鉄鋼の強さと機能性は、結晶構造の制御によって最適化されています。結晶構造は、鉄に添加する元素の種類や量によって変わります。例えば、fcc や hcp などの結晶構造の安定性を制御するために、従来は添加元素として炭素や窒素などが利用されています。水素も多量に存在する元素ですので、これまでに fcc に対する hcp の相安定性が半世紀にわたり調査されてきました。従来研究によると、水素は fcc → hcp 結晶構造変化を「促進」することが定説とされます。

しかし、本研究で水素を含ませた鋼材を作製し、fcc-hcp 変態※1)の挙動を調査したところ、水素が fcc → hcp 結晶構造変化を「顕著に抑制」することが見出されました。これは世界で初めて観測された現象であり、fcc 鋼で水素が fcc-hcp 構造変化に与える影響の常識を打ち破るものです。水素はクリーンな資源として注目が集まっており、水素による鉄鋼の結晶構造制御は、今後、新たな鉄鋼材料創製につながると期待されます。

この研究成果はネイチャー・パブリッシング・グループの学術誌「Scientific Reports」のオンライン版で 10 月 31 日に掲載されました。(https://doi.org/10.1038/s41598-018-34542-0)

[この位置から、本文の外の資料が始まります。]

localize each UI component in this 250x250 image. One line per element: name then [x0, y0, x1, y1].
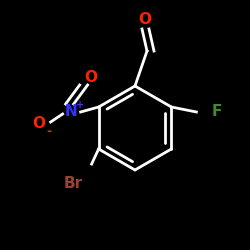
Text: O: O — [32, 116, 45, 132]
Text: O: O — [138, 12, 151, 26]
Text: Br: Br — [64, 176, 83, 192]
Text: +: + — [76, 100, 84, 110]
Text: -: - — [46, 126, 51, 138]
Text: O: O — [84, 70, 97, 84]
Text: N: N — [64, 104, 77, 120]
Text: F: F — [211, 104, 222, 120]
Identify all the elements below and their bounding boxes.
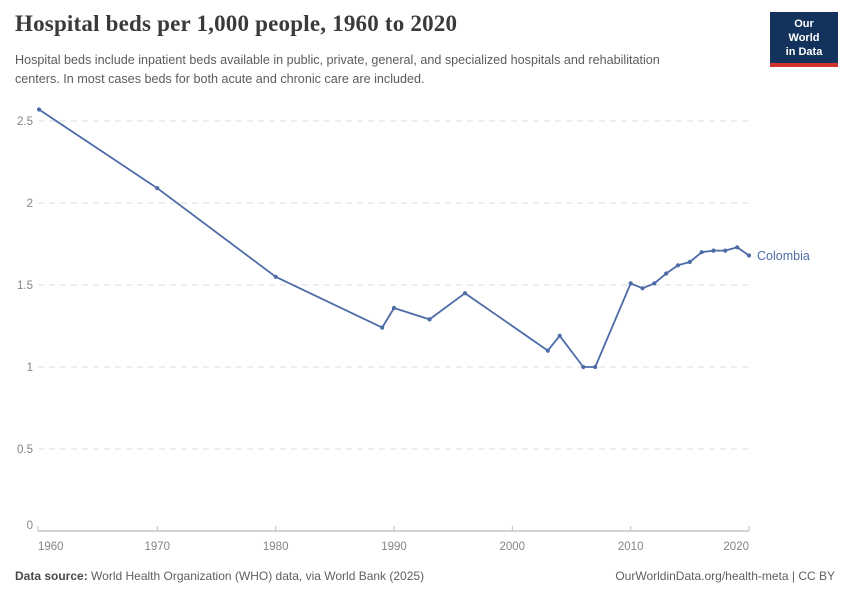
data-point-marker[interactable] (557, 333, 562, 338)
data-point-marker[interactable] (273, 274, 278, 279)
data-point-marker[interactable] (155, 186, 160, 191)
data-point-marker[interactable] (545, 348, 550, 353)
data-source: Data source: World Health Organization (… (15, 569, 424, 583)
owid-logo-line2: in Data (785, 45, 823, 58)
data-point-marker[interactable] (427, 317, 432, 322)
line-colombia[interactable] (38, 108, 750, 368)
license-link[interactable]: OurWorldinData.org/health-meta | CC BY (615, 569, 835, 583)
chart-footer: Data source: World Health Organization (… (15, 569, 835, 583)
data-point-marker[interactable] (462, 291, 468, 296)
chart-subtitle: Hospital beds include inpatient beds ava… (15, 53, 660, 86)
data-point-marker[interactable] (628, 281, 633, 286)
data-point-marker[interactable] (711, 248, 716, 253)
series-label-colombia[interactable]: Colombia (757, 249, 810, 263)
x-axis-tick-label: 1970 (145, 541, 171, 553)
data-point-marker[interactable] (36, 107, 42, 112)
y-axis-tick-label: 2 (27, 198, 33, 210)
x-axis-tick-label: 2000 (500, 541, 526, 553)
owid-logo: Our World in Data (770, 12, 838, 68)
y-axis-tick-label: 2.5 (17, 116, 33, 128)
x-axis-tick-label: 1990 (381, 541, 407, 553)
y-axis-tick-label: 1 (27, 362, 33, 374)
data-point-marker[interactable] (652, 281, 657, 286)
y-axis-tick-label: 0.5 (17, 444, 33, 456)
y-axis-tick-label: 0 (27, 520, 33, 532)
data-source-text: World Health Organization (WHO) data, vi… (91, 569, 425, 583)
data-point-marker[interactable] (735, 245, 740, 250)
data-point-marker[interactable] (593, 364, 598, 370)
data-point-marker[interactable] (391, 305, 397, 311)
data-source-label: Data source: (15, 569, 88, 583)
data-point-marker[interactable] (723, 248, 728, 253)
data-point-marker[interactable] (687, 259, 692, 265)
data-point-marker[interactable] (581, 364, 586, 370)
x-axis-tick-label: 2010 (618, 541, 644, 553)
data-point-marker[interactable] (640, 286, 645, 291)
data-point-marker[interactable] (380, 325, 385, 330)
page-title: Hospital beds per 1,000 people, 1960 to … (15, 11, 458, 36)
x-axis-tick-label: 1980 (263, 541, 289, 553)
data-point-marker[interactable] (746, 253, 752, 258)
x-axis-tick-label: 1960 (38, 541, 64, 553)
data-point-marker[interactable] (675, 263, 681, 268)
y-axis-tick-label: 1.5 (17, 280, 33, 292)
x-axis-tick-label: 2020 (723, 541, 749, 553)
data-point-marker[interactable] (699, 250, 704, 255)
owid-logo-line1: Our World (788, 18, 820, 44)
data-point-marker[interactable] (664, 271, 669, 276)
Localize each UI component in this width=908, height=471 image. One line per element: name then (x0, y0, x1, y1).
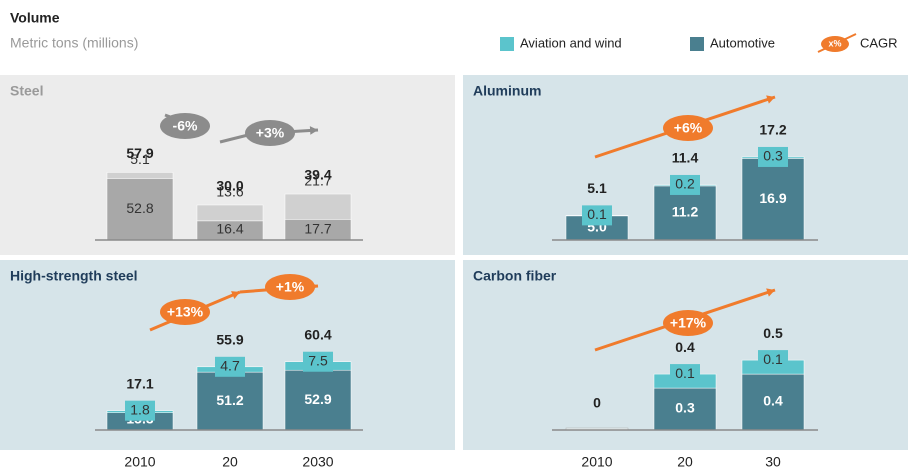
total-label: 0.5 (763, 325, 783, 341)
total-label: 11.4 (672, 150, 699, 166)
total-label: 5.1 (587, 180, 607, 196)
cagr-oval (663, 115, 713, 141)
cagr-oval (160, 113, 210, 139)
cagr-label: +13% (167, 304, 204, 320)
cagr-arrowhead (231, 291, 240, 300)
panel-title: Aluminum (473, 83, 541, 99)
cagr-label: -6% (173, 118, 198, 134)
segment-label-box (670, 174, 700, 195)
bar-segment (284, 369, 352, 431)
segment-label: 17.7 (304, 220, 331, 236)
segment-label: 51.2 (216, 392, 243, 408)
segment-label-box (582, 205, 612, 226)
cagr-oval (160, 299, 210, 325)
cagr-label: +3% (256, 125, 285, 141)
cagr-arrowhead (766, 288, 775, 297)
legend-label: Aviation and wind (520, 35, 622, 50)
bar-segment (284, 193, 352, 220)
segment-label: 21.7 (304, 173, 331, 189)
x-tick-label: 30 (765, 454, 781, 470)
total-label: 55.9 (216, 332, 243, 348)
cagr-label: +17% (670, 315, 707, 331)
segment-label: 0.1 (587, 206, 607, 222)
legend-swatch (690, 37, 704, 51)
total-label: 17.2 (759, 122, 786, 138)
legend-swatch (500, 37, 514, 51)
segment-label: 52.9 (304, 391, 331, 407)
cagr-label: +1% (276, 279, 305, 295)
page-title: Volume (10, 10, 60, 26)
bar-segment (106, 178, 174, 241)
cagr-oval (663, 310, 713, 336)
total-label: 39.4 (304, 167, 331, 183)
segment-label-box (758, 146, 788, 167)
x-tick-label: 2010 (124, 454, 155, 470)
segment-label: 16.4 (216, 221, 243, 237)
segment-label: 11.2 (672, 204, 699, 220)
page-subtitle: Metric tons (millions) (10, 35, 138, 51)
segment-label: 16.9 (759, 190, 786, 206)
segment-label: 52.8 (126, 200, 153, 216)
total-label: 57.9 (126, 145, 153, 161)
x-tick-label: 2010 (581, 454, 612, 470)
cagr-oval (245, 120, 295, 146)
segment-label: 0.1 (675, 365, 695, 381)
cagr-label: +6% (674, 120, 703, 136)
total-label: 60.4 (304, 326, 331, 342)
segment-label: 1.8 (130, 401, 150, 417)
total-label: 0.4 (675, 339, 695, 355)
legend-icon (821, 36, 849, 52)
bar-segment (106, 172, 174, 179)
segment-label: 13.6 (216, 184, 243, 200)
panel-title: Carbon fiber (473, 268, 557, 284)
bar-segment (741, 373, 805, 431)
cagr-arrowhead (309, 126, 318, 135)
segment-label-box (303, 351, 333, 372)
segment-label: 4.7 (220, 358, 240, 374)
segment-label-box (215, 356, 245, 377)
segment-label-box (670, 364, 700, 385)
segment-label-box (125, 400, 155, 421)
x-tick-label: 20 (222, 454, 238, 470)
bar-segment (741, 158, 805, 241)
legend-icon-label: x% (828, 38, 841, 48)
panel-title: High-strength steel (10, 268, 138, 284)
bar-segment (653, 387, 717, 431)
panel-title: Steel (10, 83, 43, 99)
total-label: 0 (593, 395, 601, 411)
bar-segment (196, 204, 264, 222)
cagr-arrowhead (766, 95, 775, 104)
segment-label: 0.2 (675, 176, 695, 192)
segment-label-box (758, 350, 788, 371)
segment-label: 0.3 (763, 148, 783, 164)
total-label: 17.1 (126, 375, 153, 391)
segment-label: 5.1 (130, 151, 150, 167)
segment-label: 0.4 (763, 393, 783, 409)
total-label: 30.0 (216, 178, 243, 194)
segment-label: 7.5 (308, 352, 328, 368)
x-tick-label: 2030 (302, 454, 333, 470)
legend-label: CAGR (860, 35, 898, 50)
segment-label: 0.3 (675, 400, 695, 416)
legend-label: Automotive (710, 35, 775, 50)
segment-label: 0.1 (763, 351, 783, 367)
x-tick-label: 20 (677, 454, 693, 470)
cagr-oval (265, 274, 315, 300)
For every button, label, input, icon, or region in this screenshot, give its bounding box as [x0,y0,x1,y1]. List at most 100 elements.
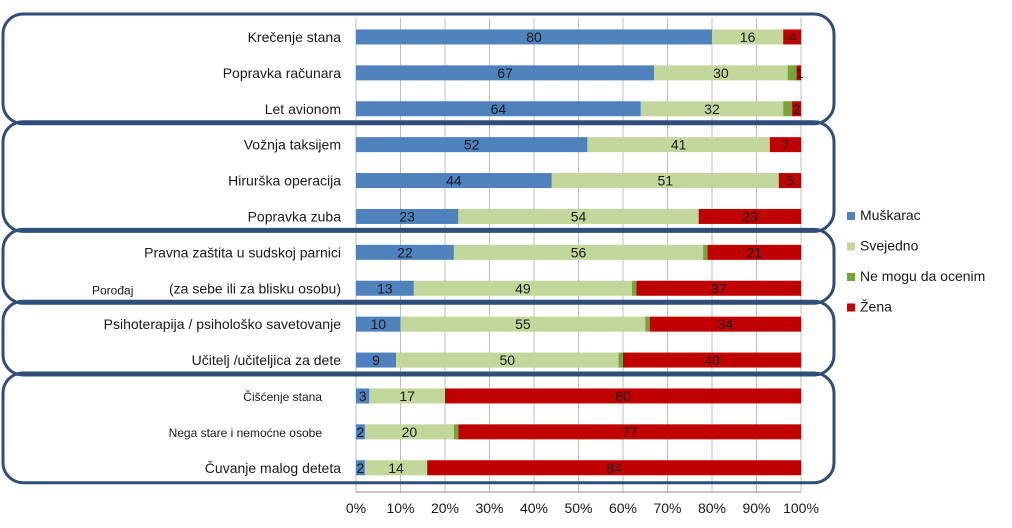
data-label: 1 [796,65,804,81]
bar-segment [769,137,801,153]
legend: Muškarac Svejedno Ne mogu da ocenim Žena [847,207,985,315]
data-label: 77 [622,424,638,440]
data-label: 67 [497,65,513,81]
category-label: Nega stare i nemoćne osobe [169,426,323,440]
x-tick-label: 60% [609,500,637,516]
bar-segment [618,352,623,368]
bar-segment [796,65,801,81]
data-label: 32 [704,101,720,117]
bar-segment [413,280,632,296]
bar-segment [356,244,454,260]
bar-segment [707,244,801,260]
data-label: 50 [500,352,516,368]
data-label: 37 [711,280,727,296]
extra-category-label: Porođaj [92,283,133,297]
x-tick-label: 100% [783,500,819,516]
data-label: 40 [704,352,720,368]
data-label: 44 [446,173,462,189]
x-tick-label: 20% [431,500,459,516]
bar-segment [356,65,655,81]
x-tick-label: 0% [346,500,366,516]
data-label: 84 [606,460,622,476]
bar-segment [703,244,708,260]
bar-segment [640,101,784,117]
x-tick-label: 10% [386,500,414,516]
data-label: 2 [357,460,365,476]
category-label: Psihoterapija / psihološko savetovanje [104,316,342,332]
bar-segment [787,65,797,81]
data-label: 64 [491,101,507,117]
data-label: 17 [399,388,415,404]
x-axis-ticks: 0% 10% 20% 30% 40% 50% 60% 70% 80% 90% 100% [346,500,819,516]
bar-segment [458,424,801,440]
group-frame [1,12,836,126]
data-label: 51 [657,173,673,189]
category-label: Učitelj /učiteljica za dete [192,352,342,368]
bar-segment [645,316,650,332]
bar-segment [364,460,428,476]
category-label: Čuvanje malog deteta [205,460,341,476]
bar-segment [356,101,641,117]
bar-segment [649,316,801,332]
group-frame [1,120,836,233]
data-label: 80 [615,388,631,404]
bar-segment [356,208,459,224]
legend-label: Svejedno [860,238,919,254]
bar-segment [356,460,365,476]
bar-segment [453,424,459,440]
data-label: 13 [377,280,393,296]
data-label: 20 [402,424,418,440]
bar-segment [427,460,801,476]
bar-segment [356,316,401,332]
category-label: Popravka računara [223,65,342,81]
category-label: (za sebe ili za blisku osobu) [169,280,341,296]
group-frames [1,12,836,485]
category-label: Krečenje stana [248,29,342,45]
data-label: 16 [740,29,756,45]
data-label: 10 [370,316,386,332]
bar-segment [356,388,370,404]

※1) 昆虫で、成長にともない幼虫-蛹-成虫と形や構造が変わることを変態と呼びますが、金属固体でも条件によって構造が変わります。金属固体の構造は結晶として表現できますが、雪の結晶が色々あるように金属固体の結晶構造にも色々とあります。この中で、鉄は温度や圧力条件によって立方晶の fcc や bcc、また六方晶の hcp の結晶構造をとります。この結晶構造の変化のことを変態と呼びます。